The company I work for pays for buses to take people to work and back home again, and if you work late you get fed a meal and can take a cab home which the company organises for you. This looks like a pretty good deal. Makes my £340 monthly train ticket seem even more expensive than it is.

Of course, I watched too much TV. Endosperm is apparently a major selling point of McVities biscuits. And there are infomercials on the special dieting power of a certain tea. Lots of soap operas too, I just can’t figure out what’s happening. They do have The Good Wife in India, but they edit words like “bitch” out. And there is no dubbing in Indian voices, it’s all still in the original English voices, but with English subtitles? What is that about????

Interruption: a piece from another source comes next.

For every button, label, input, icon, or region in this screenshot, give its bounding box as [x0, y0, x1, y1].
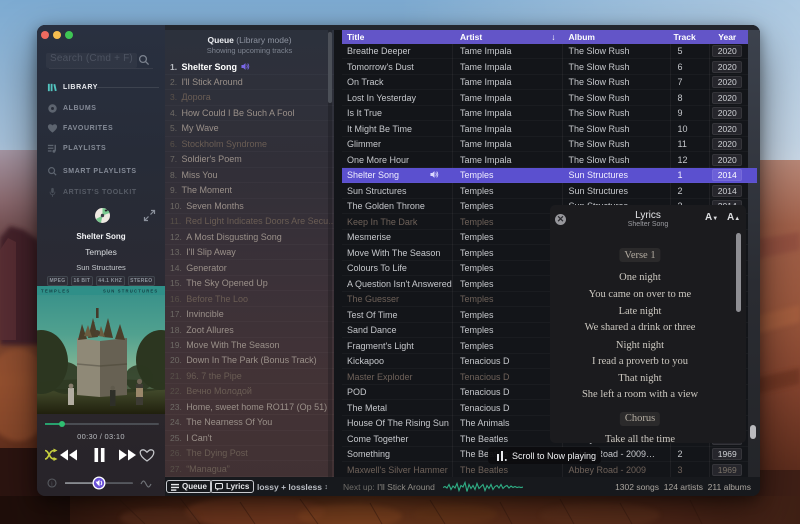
svg-text:TEMPLES: TEMPLES	[41, 289, 71, 294]
svg-text:i: i	[51, 481, 53, 488]
svg-text:SUN STRUCTURES: SUN STRUCTURES	[103, 289, 158, 294]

I also saw what appeared to be the original Bollywood black and white film version of the ‘very very good, one pound fish‘ song . I didn’t catch the original song title, but I’ve no doubt that it was the same tune and that the one pound fish man should be paying royalties to someone else. Is nothing original?

And the bum gun? It was actually quite refreshing once you got used to it. I spoke about this bum gun with many Indian friends, one of whom surprised me with the strength of her opinion that the bum gun is more hygienic (I didn’t have an opinion on it at the time!), I can definately see the advantages. Being left handed and unaccustomed to eating food with a single hand, I realised a dew days into my visit that I was potentially offending my hosts and did my best to recover. I felt like I could be giving the impression of being a barbarian, and if I did nobody let on!

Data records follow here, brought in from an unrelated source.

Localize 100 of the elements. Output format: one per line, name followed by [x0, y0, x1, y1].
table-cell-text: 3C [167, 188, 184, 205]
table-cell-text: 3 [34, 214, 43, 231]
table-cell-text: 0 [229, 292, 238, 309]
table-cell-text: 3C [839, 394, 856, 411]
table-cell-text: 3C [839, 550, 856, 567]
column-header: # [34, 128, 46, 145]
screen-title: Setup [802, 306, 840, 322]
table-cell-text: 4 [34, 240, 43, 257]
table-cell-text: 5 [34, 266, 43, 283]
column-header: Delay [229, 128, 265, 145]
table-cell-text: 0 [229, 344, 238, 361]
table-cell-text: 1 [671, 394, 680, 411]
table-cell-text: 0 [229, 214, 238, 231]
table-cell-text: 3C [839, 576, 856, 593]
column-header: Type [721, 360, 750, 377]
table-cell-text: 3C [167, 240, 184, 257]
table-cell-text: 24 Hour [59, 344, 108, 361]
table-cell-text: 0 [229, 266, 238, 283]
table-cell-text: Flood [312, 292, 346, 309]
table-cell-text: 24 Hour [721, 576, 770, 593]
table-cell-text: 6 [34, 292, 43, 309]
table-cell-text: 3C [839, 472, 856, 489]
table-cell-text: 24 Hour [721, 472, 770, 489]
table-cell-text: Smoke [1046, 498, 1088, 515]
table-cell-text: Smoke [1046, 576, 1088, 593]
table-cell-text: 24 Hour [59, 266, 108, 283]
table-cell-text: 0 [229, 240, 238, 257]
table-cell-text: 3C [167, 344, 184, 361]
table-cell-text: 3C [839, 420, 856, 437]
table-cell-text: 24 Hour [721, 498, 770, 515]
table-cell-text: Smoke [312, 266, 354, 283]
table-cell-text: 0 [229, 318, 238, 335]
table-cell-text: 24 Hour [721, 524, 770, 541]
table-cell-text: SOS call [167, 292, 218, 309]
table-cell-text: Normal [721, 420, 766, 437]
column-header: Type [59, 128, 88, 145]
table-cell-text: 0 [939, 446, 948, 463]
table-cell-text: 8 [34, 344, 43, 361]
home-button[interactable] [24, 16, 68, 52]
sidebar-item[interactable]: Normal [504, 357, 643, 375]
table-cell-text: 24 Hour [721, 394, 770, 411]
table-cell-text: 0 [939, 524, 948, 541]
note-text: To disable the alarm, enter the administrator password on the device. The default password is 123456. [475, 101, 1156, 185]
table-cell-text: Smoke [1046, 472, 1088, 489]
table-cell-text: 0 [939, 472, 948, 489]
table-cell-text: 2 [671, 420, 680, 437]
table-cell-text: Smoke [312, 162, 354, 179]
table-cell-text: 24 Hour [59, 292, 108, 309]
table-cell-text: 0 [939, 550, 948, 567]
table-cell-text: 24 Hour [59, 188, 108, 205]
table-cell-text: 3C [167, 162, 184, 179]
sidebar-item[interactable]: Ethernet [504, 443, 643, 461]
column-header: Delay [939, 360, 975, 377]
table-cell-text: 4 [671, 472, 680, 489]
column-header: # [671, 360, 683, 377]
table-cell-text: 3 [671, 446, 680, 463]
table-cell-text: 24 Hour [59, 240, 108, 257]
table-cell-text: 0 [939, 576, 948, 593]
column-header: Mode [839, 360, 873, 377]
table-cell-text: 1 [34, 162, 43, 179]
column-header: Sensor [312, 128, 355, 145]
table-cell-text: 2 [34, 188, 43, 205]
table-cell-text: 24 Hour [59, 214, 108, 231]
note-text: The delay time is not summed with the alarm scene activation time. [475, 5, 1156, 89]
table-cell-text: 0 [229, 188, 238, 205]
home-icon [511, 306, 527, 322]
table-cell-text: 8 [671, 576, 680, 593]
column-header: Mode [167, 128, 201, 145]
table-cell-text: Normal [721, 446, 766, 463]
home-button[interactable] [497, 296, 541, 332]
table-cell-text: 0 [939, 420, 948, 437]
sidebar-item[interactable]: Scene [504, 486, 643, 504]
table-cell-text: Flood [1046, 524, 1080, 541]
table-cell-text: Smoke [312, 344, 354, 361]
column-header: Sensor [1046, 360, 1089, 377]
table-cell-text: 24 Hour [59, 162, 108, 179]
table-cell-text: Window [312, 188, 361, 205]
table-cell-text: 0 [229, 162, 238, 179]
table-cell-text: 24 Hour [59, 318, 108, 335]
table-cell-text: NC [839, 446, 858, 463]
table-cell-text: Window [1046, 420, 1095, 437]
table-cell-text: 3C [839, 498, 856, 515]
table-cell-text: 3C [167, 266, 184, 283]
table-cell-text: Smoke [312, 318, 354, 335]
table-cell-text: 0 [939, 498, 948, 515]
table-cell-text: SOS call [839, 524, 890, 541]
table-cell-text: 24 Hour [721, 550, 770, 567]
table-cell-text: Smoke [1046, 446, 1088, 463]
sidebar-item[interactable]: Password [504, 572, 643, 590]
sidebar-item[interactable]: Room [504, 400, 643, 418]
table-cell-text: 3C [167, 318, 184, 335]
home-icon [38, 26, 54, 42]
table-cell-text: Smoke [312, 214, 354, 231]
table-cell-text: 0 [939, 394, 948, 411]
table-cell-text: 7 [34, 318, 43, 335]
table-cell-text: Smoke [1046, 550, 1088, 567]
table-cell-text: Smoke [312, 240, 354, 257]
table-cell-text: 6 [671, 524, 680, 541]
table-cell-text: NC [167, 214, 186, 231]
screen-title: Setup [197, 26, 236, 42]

A few years ago the UK had a boom in city centre flats and an off-plan feeding frenzy. This is nothing compared to what’s happening in Noida right now. Housing is being thrown up at a rate of knots I saw enough high-rise flats being put up to put the UK construction industry to shame.

Language is a funny thing in India. English is spoken, but it’s a different kind of English which is hard to explain, but one example would be the major brand, Walls, advertising their products as “qwality”. More than just the Indian accent, students of dialect would probably have a field day try to figure out what’s going on in India. Also, I did catch myself developing some very Indian traits, in particular hand movements. It sometimes felt that body language was more important than what was actually being said and I’m sure I was missing social cues transmitted via body language alone.

It pains my Turkish heritage to admit this, but Indian hospitality is second to none. Nothing is too much. This is a country that uses a squad of motorbike couriers in the morning to deliver Danone. Enough said.

India is an amazing country, I’ll definitely be going back for pleasure rather than business.

Finally, you realise that you really haven’t really done anything approaching a day’s work unless you’ve been begging at a set of traffic lights from 8am until 9pm. And for some of that time if you had your 3 or 4 year old daughter, or wife, or mother with you, then maybe you’ve done something approaching hard work.